Indiana lawmakers still negotiating mental health funding as Senate GOP unveils budget plan

Indiana lawmakers still negotiating mental health funding as Senate GOP unveils budget plan
Indiana lawmakers still negotiating mental health funding as Senate GOP unveils budget plan

INDIANAPOLIS — Senate Republicans in Indiana unveiled their state budget proposals for the next two years, including some differences from the House Republican plan released earlier in the session.

Both Indiana House and Senate Republicans want more funding for schools: In the Senate, Republicans have proposed $1.1 billion in additional K-12 school tuition support over the next two years. They also want to allocate $160 million in annual state funding to eliminate textbook and curriculum fees, unlike House Republicans’ plan to change the school funding formula.

And now, Senate Republicans have not agreed to House Republicans’ proposal to increase eligibility for school choice vouchers.

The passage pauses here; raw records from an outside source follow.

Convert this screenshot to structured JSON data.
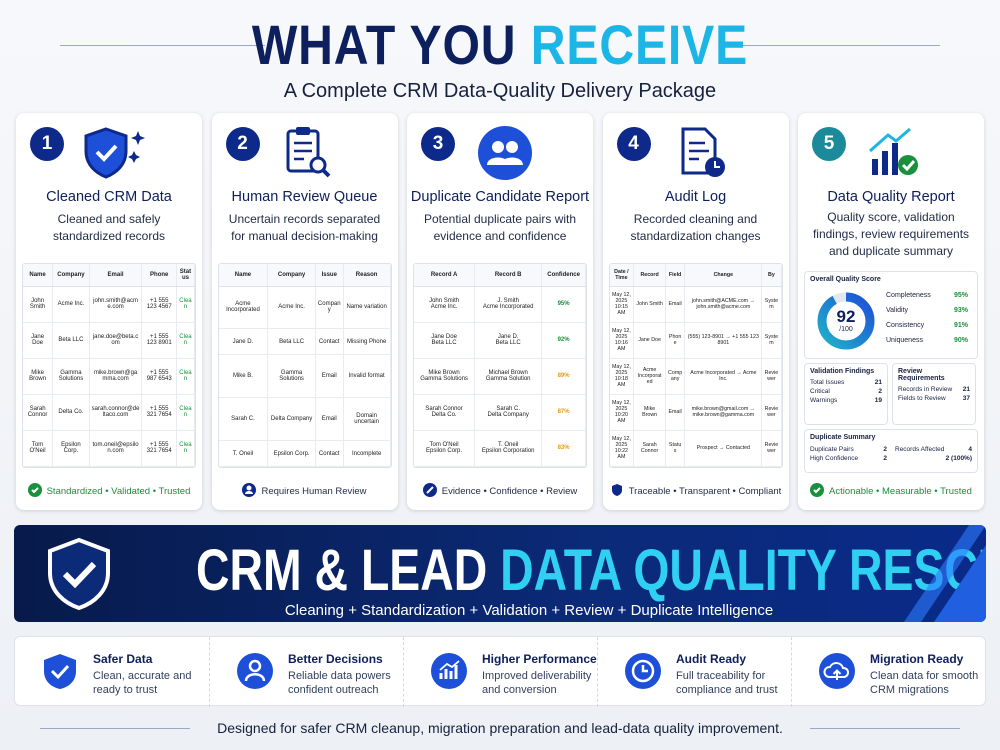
{
  "header": {
    "title_part1": "WHAT YOU",
    "title_part2": "RECEIVE",
    "subtitle": "A Complete CRM Data-Quality Delivery Package"
  },
  "cards": [
    {
      "number": "1",
      "title": "Cleaned CRM Data",
      "description": "Cleaned and safely standardized records",
      "table": {
        "columns": [
          "Name",
          "Company",
          "Email",
          "Phone",
          "Status"
        ],
        "rows": [
          [
            "John Smith",
            "Acme Inc.",
            "john.smith@acme.com",
            "+1 555 123 4567",
            "Clean"
          ],
          [
            "Jane Doe",
            "Beta LLC",
            "jane.doe@beta.com",
            "+1 555 123 8901",
            "Clean"
          ],
          [
            "Mike Brown",
            "Gamma Solutions",
            "mike.brown@gamma.com",
            "+1 555 987 6543",
            "Clean"
          ],
          [
            "Sarah Connor",
            "Delta Co.",
            "sarah.connor@deltaco.com",
            "+1 555 321 7654",
            "Clean"
          ],
          [
            "Tom O'Neil",
            "Epsilon Corp.",
            "tom.oneil@epsilon.com",
            "+1 555 321 7654",
            "Clean"
          ]
        ]
      },
      "footer": "Standardized • Validated • Trusted"
    },
    {
      "number": "2",
      "title": "Human Review Queue",
      "description": "Uncertain records separated for manual decision-making",
      "table": {
        "columns": [
          "Name",
          "Company",
          "Issue",
          "Reason"
        ],
        "rows": [
          [
            "Acme Incorporated",
            "Acme Inc.",
            "Company",
            "Name variation"
          ],
          [
            "Jane D.",
            "Beta LLC",
            "Contact",
            "Missing Phone"
          ],
          [
            "Mike B.",
            "Gamma Solutions",
            "Email",
            "Invalid format"
          ],
          [
            "Sarah C.",
            "Delta Company",
            "Email",
            "Domain uncertain"
          ],
          [
            "T. Oneil",
            "Epsilon Corp.",
            "Contact",
            "Incomplete"
          ]
        ]
      },
      "footer": "Requires Human Review"
    },
    {
      "number": "3",
      "title": "Duplicate Candidate Report",
      "description": "Potential duplicate pairs with evidence and confidence",
      "table": {
        "columns": [
          "Record A",
          "Record B",
          "Confidence"
        ],
        "rows": [
          [
            "John Smith\nAcme Inc.",
            "J. Smith\nAcme Incorporated",
            "95%"
          ],
          [
            "Jane Doe\nBeta LLC",
            "Jane D.\nBeta LLC",
            "92%"
          ],
          [
            "Mike Brown\nGamma Solutions",
            "Michael Brown\nGamma Solution",
            "89%"
          ],
          [
            "Sarah Connor\nDelta Co.",
            "Sarah C.\nDelta Company",
            "87%"
          ],
          [
            "Tom O'Neil\nEpsilon Corp.",
            "T. Oneil\nEpsilon Corporation",
            "83%"
          ]
        ],
        "row_colors": [
          "#1a8f3c",
          "#1a8f3c",
          "#e69a12",
          "#e69a12",
          "#e69a12"
        ]
      },
      "footer": "Evidence • Confidence • Review"
    },
    {
      "number": "4",
      "title": "Audit Log",
      "description": "Recorded cleaning and standardization changes",
      "table": {
        "columns": [
          "Date / Time",
          "Record",
          "Field",
          "Change",
          "By"
        ],
        "rows": [
          [
            "May 12, 2025\n10:15 AM",
            "John Smith",
            "Email",
            "john.smith@ACME.com → john.smith@acme.com",
            "System"
          ],
          [
            "May 12, 2025\n10:16 AM",
            "Jane Doe",
            "Phone",
            "(555) 123-8901 → +1 555 123 8901",
            "System"
          ],
          [
            "May 12, 2025\n10:18 AM",
            "Acme Incorporated",
            "Company",
            "Acme Incorporated → Acme Inc.",
            "Reviewer"
          ],
          [
            "May 12, 2025\n10:20 AM",
            "Mike Brown",
            "Email",
            "mike.brown@gmail.com → mike.brown@gamma.com",
            "Reviewer"
          ],
          [
            "May 12, 2025\n10:22 AM",
            "Sarah Connor",
            "Status",
            "Prospect → Contacted",
            "Reviewer"
          ]
        ]
      },
      "footer": "Traceable • Transparent • Compliant"
    },
    {
      "number": "5",
      "title": "Data Quality Report",
      "description": "Quality score, validation findings, review requirements and duplicate summary",
      "report": {
        "overall_title": "Overall Quality Score",
        "score": 92,
        "score_label": "/100",
        "metrics": [
          {
            "label": "Completeness",
            "value": "95%"
          },
          {
            "label": "Validity",
            "value": "93%"
          },
          {
            "label": "Consistency",
            "value": "91%"
          },
          {
            "label": "Uniqueness",
            "value": "90%"
          }
        ],
        "validation": {
          "title": "Validation Findings",
          "items": [
            {
              "label": "Total Issues",
              "value": "21"
            },
            {
              "label": "Critical",
              "value": "2"
            },
            {
              "label": "Warnings",
              "value": "19"
            }
          ]
        },
        "review": {
          "title": "Review Requirements",
          "items": [
            {
              "label": "Records in Review",
              "value": "21"
            },
            {
              "label": "Fields to Review",
              "value": "37"
            }
          ]
        },
        "duplicates": {
          "title": "Duplicate Summary",
          "items": [
            {
              "label": "Duplicate Pairs",
              "value": "2"
            },
            {
              "label": "Records Affected",
              "value": "4"
            },
            {
              "label": "High Confidence",
              "value": "2"
            },
            {
              "value": "2 (100%)"
            }
          ]
        }
      },
      "footer": "Actionable • Measurable • Trusted"
    }
  ],
  "banner": {
    "title_part1": "CRM & LEAD",
    "title_part2": "DATA QUALITY RESCUE",
    "subtitle": "Cleaning + Standardization + Validation + Review + Duplicate Intelligence"
  },
  "benefits": [
    {
      "title": "Safer Data",
      "description": "Clean, accurate and ready to trust"
    },
    {
      "title": "Better Decisions",
      "description": "Reliable data powers confident outreach"
    },
    {
      "title": "Higher Performance",
      "description": "Improved deliverability and conversion"
    },
    {
      "title": "Audit Ready",
      "description": "Full traceability for compliance and trust"
    },
    {
      "title": "Migration Ready",
      "description": "Clean data for smooth CRM migrations"
    }
  ],
  "footer": "Designed for safer CRM cleanup, migration preparation and lead-data quality improvement."
}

“I don’t think we have a problem with vouchers, I mean, we have no problem with that,” said State Sen. Ryan Mishler (R-Mishawaka), chairman of the Senate Appropriations Committee. “I think we just have to figure out Is it 300% or 400%, what should the eligibility be?”

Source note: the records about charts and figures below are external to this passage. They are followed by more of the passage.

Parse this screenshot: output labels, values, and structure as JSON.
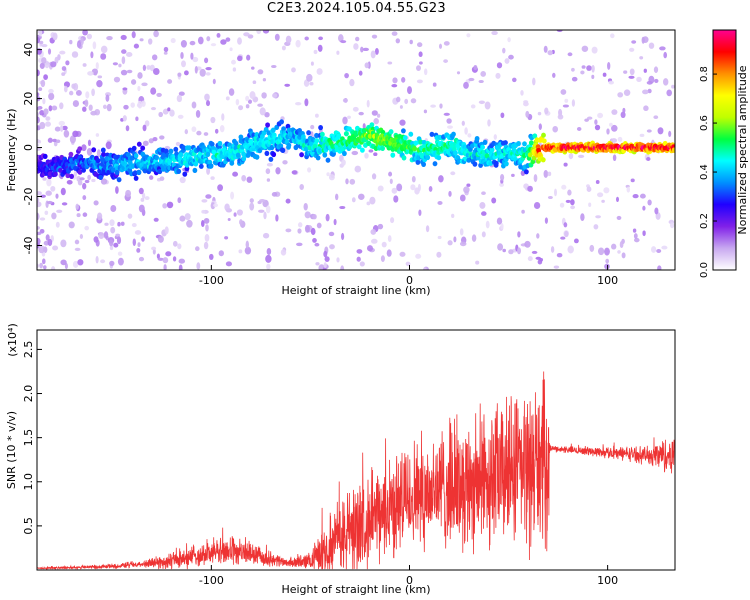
{
  "title": "C2E3.2024.105.04.55.G23",
  "chart_data": [
    {
      "type": "heatmap",
      "xlabel": "Height of straight line (km)",
      "ylabel": "Frequency (Hz)",
      "xlim": [
        -188,
        134
      ],
      "ylim": [
        -50,
        48
      ],
      "xticks": [
        -100,
        0,
        100
      ],
      "yticks": [
        -40,
        -20,
        0,
        20,
        40
      ],
      "colorbar": {
        "label": "Normalized spectral amplitude",
        "range": [
          0,
          0.98
        ],
        "ticks": [
          0.0,
          0.2,
          0.4,
          0.6,
          0.8
        ],
        "colormap": [
          "#ffffff",
          "#c8a8f0",
          "#8020e8",
          "#2000ff",
          "#0090ff",
          "#00ffff",
          "#00ff40",
          "#c0ff00",
          "#ffff00",
          "#ff9000",
          "#ff0000",
          "#ff0090"
        ]
      },
      "ridge": {
        "x": [
          -188,
          -175,
          -160,
          -150,
          -140,
          -130,
          -120,
          -110,
          -100,
          -90,
          -80,
          -70,
          -60,
          -50,
          -40,
          -30,
          -20,
          -10,
          0,
          10,
          20,
          30,
          40,
          50,
          60,
          65,
          70,
          80,
          90,
          100,
          110,
          120,
          134
        ],
        "frequency": [
          -8,
          -7,
          -6,
          -7,
          -6,
          -6,
          -5,
          -4,
          -3,
          -2,
          1,
          3,
          5,
          0,
          2,
          3,
          5,
          3,
          0,
          -1,
          1,
          -2,
          -3,
          -2,
          -3,
          -1,
          0,
          0,
          0,
          0,
          0,
          0,
          0
        ],
        "amplitude": [
          0.25,
          0.3,
          0.35,
          0.38,
          0.4,
          0.4,
          0.42,
          0.45,
          0.45,
          0.45,
          0.45,
          0.45,
          0.4,
          0.45,
          0.5,
          0.55,
          0.6,
          0.6,
          0.55,
          0.5,
          0.5,
          0.45,
          0.45,
          0.45,
          0.5,
          0.85,
          0.92,
          0.95,
          0.95,
          0.95,
          0.95,
          0.95,
          0.95
        ]
      }
    },
    {
      "type": "line",
      "xlabel": "Height of straight line (km)",
      "ylabel": "SNR (10 * v/v)",
      "scale_label": "(x10⁴)",
      "xlim": [
        -188,
        134
      ],
      "ylim": [
        0,
        2.72
      ],
      "xticks": [
        -100,
        0,
        100
      ],
      "yticks": [
        0.5,
        1.0,
        1.5,
        2.0,
        2.5
      ],
      "color": "#ee3333",
      "series": [
        {
          "x": [
            -188,
            -170,
            -150,
            -140,
            -130,
            -120,
            -110,
            -100,
            -90,
            -80,
            -70,
            -60,
            -50,
            -45,
            -40,
            -35,
            -30,
            -25,
            -20,
            -15,
            -10,
            -5,
            0,
            10,
            20,
            30,
            40,
            50,
            60,
            65,
            70,
            71,
            80,
            90,
            100,
            110,
            120,
            125,
            130,
            134
          ],
          "y": [
            0.02,
            0.03,
            0.04,
            0.06,
            0.08,
            0.1,
            0.15,
            0.2,
            0.22,
            0.18,
            0.12,
            0.08,
            0.1,
            0.2,
            0.3,
            0.35,
            0.45,
            0.5,
            0.55,
            0.6,
            0.7,
            0.75,
            0.85,
            0.9,
            0.95,
            1.0,
            1.05,
            1.1,
            1.15,
            1.2,
            1.2,
            1.38,
            1.36,
            1.35,
            1.33,
            1.32,
            1.3,
            1.3,
            1.3,
            1.3
          ],
          "spread": [
            0.01,
            0.02,
            0.03,
            0.05,
            0.07,
            0.12,
            0.15,
            0.18,
            0.2,
            0.15,
            0.1,
            0.06,
            0.12,
            0.3,
            0.4,
            0.5,
            0.6,
            0.6,
            0.55,
            0.6,
            0.65,
            0.7,
            0.75,
            0.8,
            0.85,
            0.9,
            0.95,
            1.0,
            1.1,
            1.15,
            1.1,
            0.04,
            0.05,
            0.06,
            0.08,
            0.1,
            0.12,
            0.2,
            0.25,
            0.25
          ]
        }
      ]
    }
  ]
}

Republicans in the state Senate and House of Representatives have proposed the same amount of public health spending: $225 million over the next two years, two-thirds what Gov. Eric Holcomb has requested.

But they are still figuring out how to increase funding for mental health beyond using state money.

House Republicans have called for higher cigarette taxes in the state. But Mishler said Senate Republicans are more interested in a phone bill surcharge that funds the 988 crisis lifeline.

“What we’ve decided to do is let’s work together and decide what the fee will be,” Mishler said of ongoing negotiations between the two chambers.

During a Senate Appropriations Committee hearing Thursday morning, State Sen. Eddie Melton (D-Gary) proposed a $1.50 cigarette tax increase, but Republicans rejected it.

“I think that’s one piece of the puzzle,” Melton said. “I think that, in addition to the 988 solution, increasing the tax on cigarettes will completely solve this problem.”

Senate Democrats said they supported several parts of the Republican budget proposal, but had some concerns.

State Sen. Fady Qaddoura (D-Ind.) said he would like to see more funding for preschools. The Senate Republican proposal would raise income eligibility for the state’s On My Way Pre-K program from 127% to 150% of the federal poverty level.

“Investing in early childhood education is the most strategic investment we can make to ensure we increase high school graduation and college enrollment,” Qaddoura said.

Senate Republicans also proposed changing the way charter schools are funded, using property taxes instead of state appropriations. Democrats are concerned about the idea and its impact on school funding in low-income areas, Melton said.

Lawmakers have two weeks to work out the final version of the new budget before the session ends. The states’ revenue forecasts, due to be released on April 19, will factor into their final spending decisions.